Fist punching the air, born aloft on the shoulders of a fellow student, there she is, Marianne, the French revolutionary woman, the symbol of the Republic urging the crowd onwards. Press photographers, always on the lookout for an iconic image, are reaping a rich harvest in Paris during the anti-austerity riots of the past week, with several agencies publishing images of young female protesters that recall Delacroix's famous painting of Marianne as Liberty, leading the People.
Le Monde, a newspaper that never fails to take up the challenge of cultural critic, has a portfolio of the pictures and offers a deconstruction of the revolutionary symbolism. Meanwhile, the British press scoff at the French protests and ask why students barely out of their teens are in such a flap about plans to raise the age of retirement to 62 from 60. In Britain, so far, not a whimper of popular protest has been heard about plans to sack a half-million civil servants and slash welfare payments to the long-term unemployed.
These events lend themselves to easy caricatures - stoic or browbeaten Britons versus principled or hysterical French. But these events are not just flag-waving, because everywhere you look the state is on trial. In richer Western nations, government is weakened, often heavily indebted, if not virtually bankrupt. The crippling cost of looking after the elderly, the sick, the unfortunate and the incapable is forcing government to choose between victims. People want to know if the state can still do the job of caring and what it will cost. Some are asking whether the job is still worth doing.
That is why the French girl with the clenched fist is more than a good photo. In one sense she is defending a privilege (early retirement) but she also represents an intellectual legacy, the idea that the state - in France, the Republic - is the best guarantor of civilization. Marianne is not Britannia, a symbol of the nation. She is the Republic, an embodiment of ideas such as liberty, reason and equality. In Britain, the notion that the state incarnates reason and civilized values never caught on.
There have been no significant uprisings in recent British history that have captured the popular imagination, except for the poll-tax riots of 1990, provoked by an unfair levy on ordinary people. It had historical parallels - the peasants' revolt of the 14th century - but what was important about the struggle against Margaret Thatcher's tax was that it was an uprising against a state exerting "unjust" power over individuals. Instinctively, the English only tolerate the state.
On the other side of the Atlantic, different women are trying to dismantle the state. The Tea Party movement has given voice to a band of charismatic female politicians who may be about to cause a huge political upset in Washington. Mocked from the left and the right for incoherence and lack of sophistication, their common strand is a rejection of state power and the role of the state in the lives of U.S. citizens.
The American republic was cooked in the same intellectual soup as the French Republic but Americans have a more fluid idea about the proper role of the state than do the French. So fluid that ideas about the proper breadth and reach of government can change fundamentally in the space of a year. President Obama was elected with a strong mandate for state intervention in areas such as health care and financial regulation. He is now stymied as politics goes topsy-turvy. The financial crash, far from being supportive to those who would bring capitalism to heel, is giving succour to an inchoate backwoods conservatism.
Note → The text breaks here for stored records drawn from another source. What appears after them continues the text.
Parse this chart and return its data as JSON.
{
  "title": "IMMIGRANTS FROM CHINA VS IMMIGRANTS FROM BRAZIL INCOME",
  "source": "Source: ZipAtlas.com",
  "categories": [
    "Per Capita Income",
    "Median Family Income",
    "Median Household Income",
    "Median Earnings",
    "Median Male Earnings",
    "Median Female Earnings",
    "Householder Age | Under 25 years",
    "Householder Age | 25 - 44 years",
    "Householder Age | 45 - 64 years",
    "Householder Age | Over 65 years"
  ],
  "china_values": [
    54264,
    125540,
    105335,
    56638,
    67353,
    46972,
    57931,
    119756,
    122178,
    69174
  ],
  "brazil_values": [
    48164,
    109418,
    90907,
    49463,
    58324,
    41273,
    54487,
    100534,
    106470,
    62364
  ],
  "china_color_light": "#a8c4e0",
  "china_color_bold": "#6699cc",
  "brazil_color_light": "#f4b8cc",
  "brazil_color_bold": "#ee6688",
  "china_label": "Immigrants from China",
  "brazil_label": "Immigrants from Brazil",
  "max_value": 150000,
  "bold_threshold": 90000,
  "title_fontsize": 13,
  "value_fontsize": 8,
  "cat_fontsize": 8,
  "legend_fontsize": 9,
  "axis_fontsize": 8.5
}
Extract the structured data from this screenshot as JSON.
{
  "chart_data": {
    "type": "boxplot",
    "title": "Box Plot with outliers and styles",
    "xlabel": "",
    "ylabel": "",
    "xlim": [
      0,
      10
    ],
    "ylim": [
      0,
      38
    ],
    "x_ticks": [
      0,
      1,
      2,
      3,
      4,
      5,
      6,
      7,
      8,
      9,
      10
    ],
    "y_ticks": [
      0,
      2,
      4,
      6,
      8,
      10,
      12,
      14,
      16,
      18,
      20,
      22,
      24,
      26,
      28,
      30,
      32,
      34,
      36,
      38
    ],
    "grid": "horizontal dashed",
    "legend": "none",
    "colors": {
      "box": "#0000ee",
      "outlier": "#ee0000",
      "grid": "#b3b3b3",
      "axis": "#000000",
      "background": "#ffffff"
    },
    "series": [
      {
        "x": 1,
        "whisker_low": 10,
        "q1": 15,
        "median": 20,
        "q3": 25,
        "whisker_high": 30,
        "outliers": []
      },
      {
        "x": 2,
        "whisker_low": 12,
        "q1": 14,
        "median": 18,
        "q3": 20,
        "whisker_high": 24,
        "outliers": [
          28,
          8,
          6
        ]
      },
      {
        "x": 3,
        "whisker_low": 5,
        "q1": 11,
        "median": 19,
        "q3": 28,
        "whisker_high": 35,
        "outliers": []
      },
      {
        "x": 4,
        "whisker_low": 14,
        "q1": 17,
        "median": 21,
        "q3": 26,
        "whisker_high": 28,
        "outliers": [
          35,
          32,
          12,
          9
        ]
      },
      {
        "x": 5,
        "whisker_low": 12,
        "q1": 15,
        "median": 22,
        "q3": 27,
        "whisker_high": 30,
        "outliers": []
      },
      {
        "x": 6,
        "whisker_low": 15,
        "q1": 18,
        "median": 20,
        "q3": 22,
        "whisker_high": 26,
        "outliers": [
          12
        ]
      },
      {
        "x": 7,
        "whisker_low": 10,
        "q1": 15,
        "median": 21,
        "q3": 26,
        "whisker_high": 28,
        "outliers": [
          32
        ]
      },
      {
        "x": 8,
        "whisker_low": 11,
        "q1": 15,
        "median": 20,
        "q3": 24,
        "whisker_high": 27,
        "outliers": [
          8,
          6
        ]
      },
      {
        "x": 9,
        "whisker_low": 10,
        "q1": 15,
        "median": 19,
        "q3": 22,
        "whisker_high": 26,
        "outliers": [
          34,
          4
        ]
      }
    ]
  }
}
The Tea Party women are frightening everyone, even right-wing Republicans in the business lobbies who fear that the small-town conservatives will dismantle a state machine that underpins big multinational enterprise.
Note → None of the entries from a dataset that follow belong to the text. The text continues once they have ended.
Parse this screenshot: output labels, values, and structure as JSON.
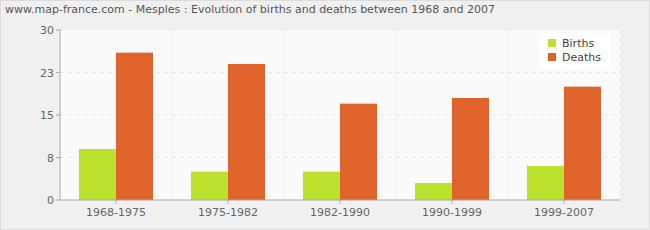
{
  "chart_data": {
    "type": "bar",
    "title": "www.map-france.com - Mesples : Evolution of births and deaths between 1968 and 2007",
    "categories": [
      "1968-1975",
      "1975-1982",
      "1982-1990",
      "1990-1999",
      "1999-2007"
    ],
    "series": [
      {
        "name": "Births",
        "color": "#bbe12c",
        "values": [
          9,
          5,
          5,
          3,
          6
        ]
      },
      {
        "name": "Deaths",
        "color": "#e0632c",
        "values": [
          26,
          24,
          17,
          18,
          20
        ]
      }
    ],
    "ylim": [
      0,
      30
    ],
    "yticks": [
      0,
      {
        "value": 7.5,
        "label": "8"
      },
      15,
      {
        "value": 22.5,
        "label": "23"
      },
      30
    ],
    "grid": true,
    "legend": "top-right"
  }
}
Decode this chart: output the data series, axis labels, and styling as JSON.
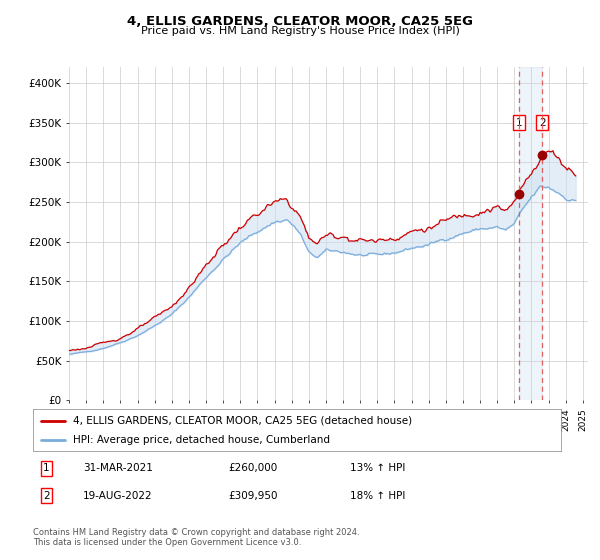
{
  "title": "4, ELLIS GARDENS, CLEATOR MOOR, CA25 5EG",
  "subtitle": "Price paid vs. HM Land Registry's House Price Index (HPI)",
  "ylim": [
    0,
    420000
  ],
  "yticks": [
    0,
    50000,
    100000,
    150000,
    200000,
    250000,
    300000,
    350000,
    400000
  ],
  "ytick_labels": [
    "£0",
    "£50K",
    "£100K",
    "£150K",
    "£200K",
    "£250K",
    "£300K",
    "£350K",
    "£400K"
  ],
  "hpi_color": "#7aaddc",
  "price_color": "#cc0000",
  "fill_color": "#c8ddf0",
  "bg_color": "#ffffff",
  "grid_color": "#cccccc",
  "vline_color": "#e06060",
  "legend_label_price": "4, ELLIS GARDENS, CLEATOR MOOR, CA25 5EG (detached house)",
  "legend_label_hpi": "HPI: Average price, detached house, Cumberland",
  "transaction1_date": "31-MAR-2021",
  "transaction1_price": "£260,000",
  "transaction1_hpi": "13% ↑ HPI",
  "transaction2_date": "19-AUG-2022",
  "transaction2_price": "£309,950",
  "transaction2_hpi": "18% ↑ HPI",
  "footer": "Contains HM Land Registry data © Crown copyright and database right 2024.\nThis data is licensed under the Open Government Licence v3.0.",
  "vline1_x": 2021.25,
  "vline2_x": 2022.63,
  "marker1_price": 260000,
  "marker2_price": 309950,
  "xlim_left": 1995.0,
  "xlim_right": 2025.3
}
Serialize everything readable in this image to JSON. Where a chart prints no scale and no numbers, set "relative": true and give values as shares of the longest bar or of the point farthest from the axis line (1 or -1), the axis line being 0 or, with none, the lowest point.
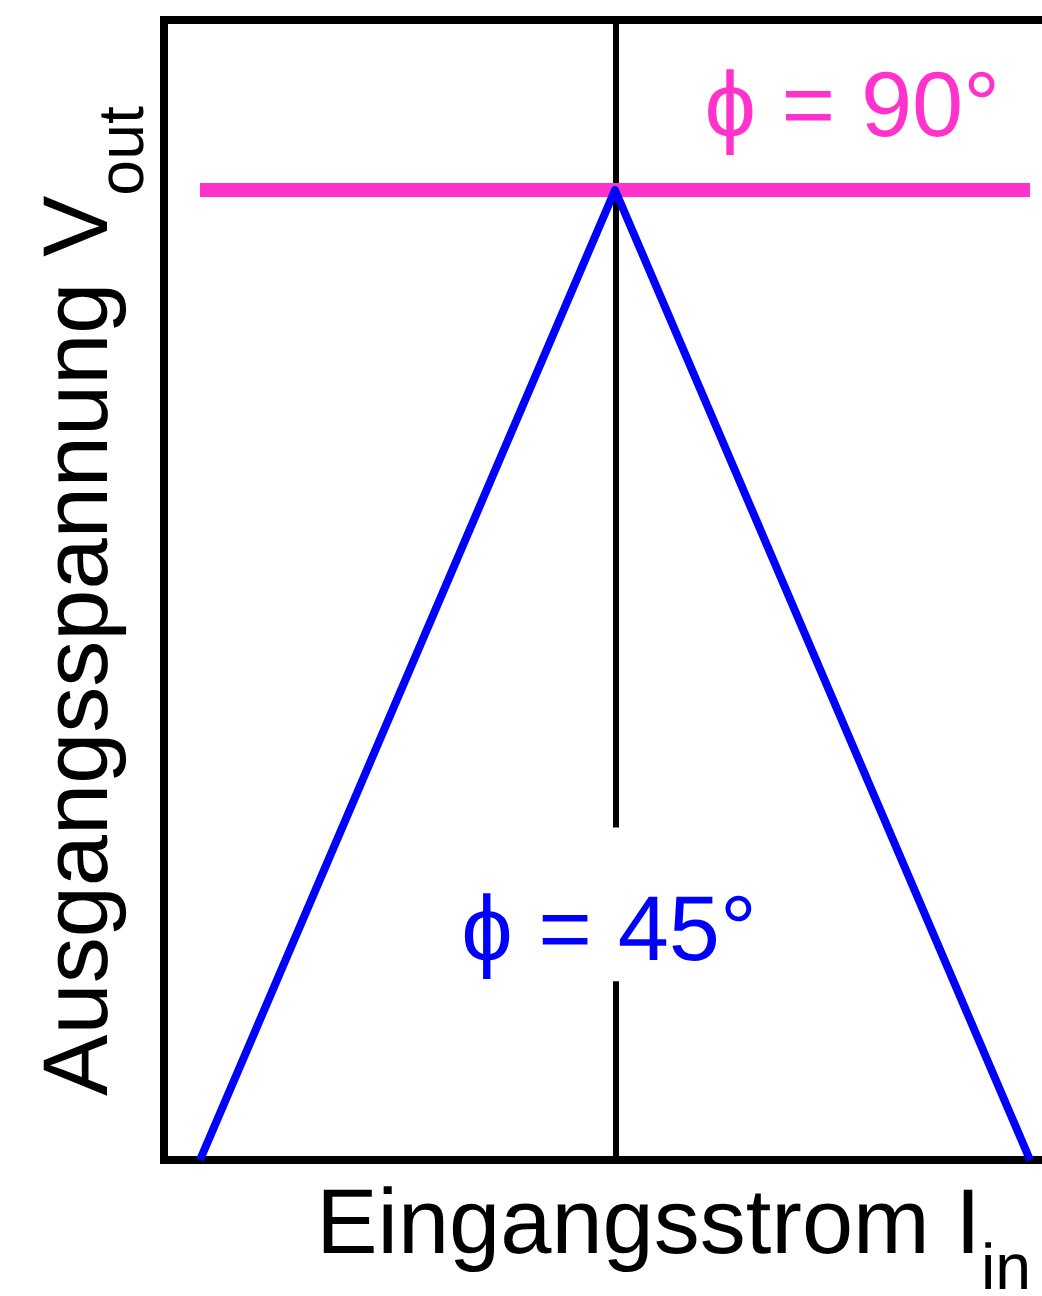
{
  "chart_data": {
    "type": "line",
    "xlabel": "Eingangsstrom I$_{in}$",
    "ylabel": "Ausgangsspannung V$_{out}$",
    "relative": true,
    "categories": [
      null,
      null,
      null
    ],
    "series": [
      {
        "name": "ϕ = 90°",
        "color": "#ff33cc",
        "values": [
          1,
          1,
          1
        ]
      },
      {
        "name": "ϕ = 45°",
        "color": "#0000ff",
        "values": [
          0,
          1,
          0
        ]
      }
    ],
    "legend": false,
    "grid": false,
    "marker": "none",
    "line_style": "solid"
  }
}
What would Marianne think? A revolutionary symbol, an image of popular protest, she has become an emblem of static conservatism. She now stands for zero change and the preservation of the protective power of government. Meanwhile, who are these weird American women who would wreck it all and bring down government?
For the Tea Party women, the state is bankrupt and unsustainable. The 19th century Franco-American idea of a great republic that sustains us is kept alive only by the sale of trillions of dollars in IOUs to corrupt and authoritarian regimes in the Middle East and the Far East. Marianne might not be so shocked by these wreckers, after all.
Carl Mortished is a Canadian financial journalist based in London.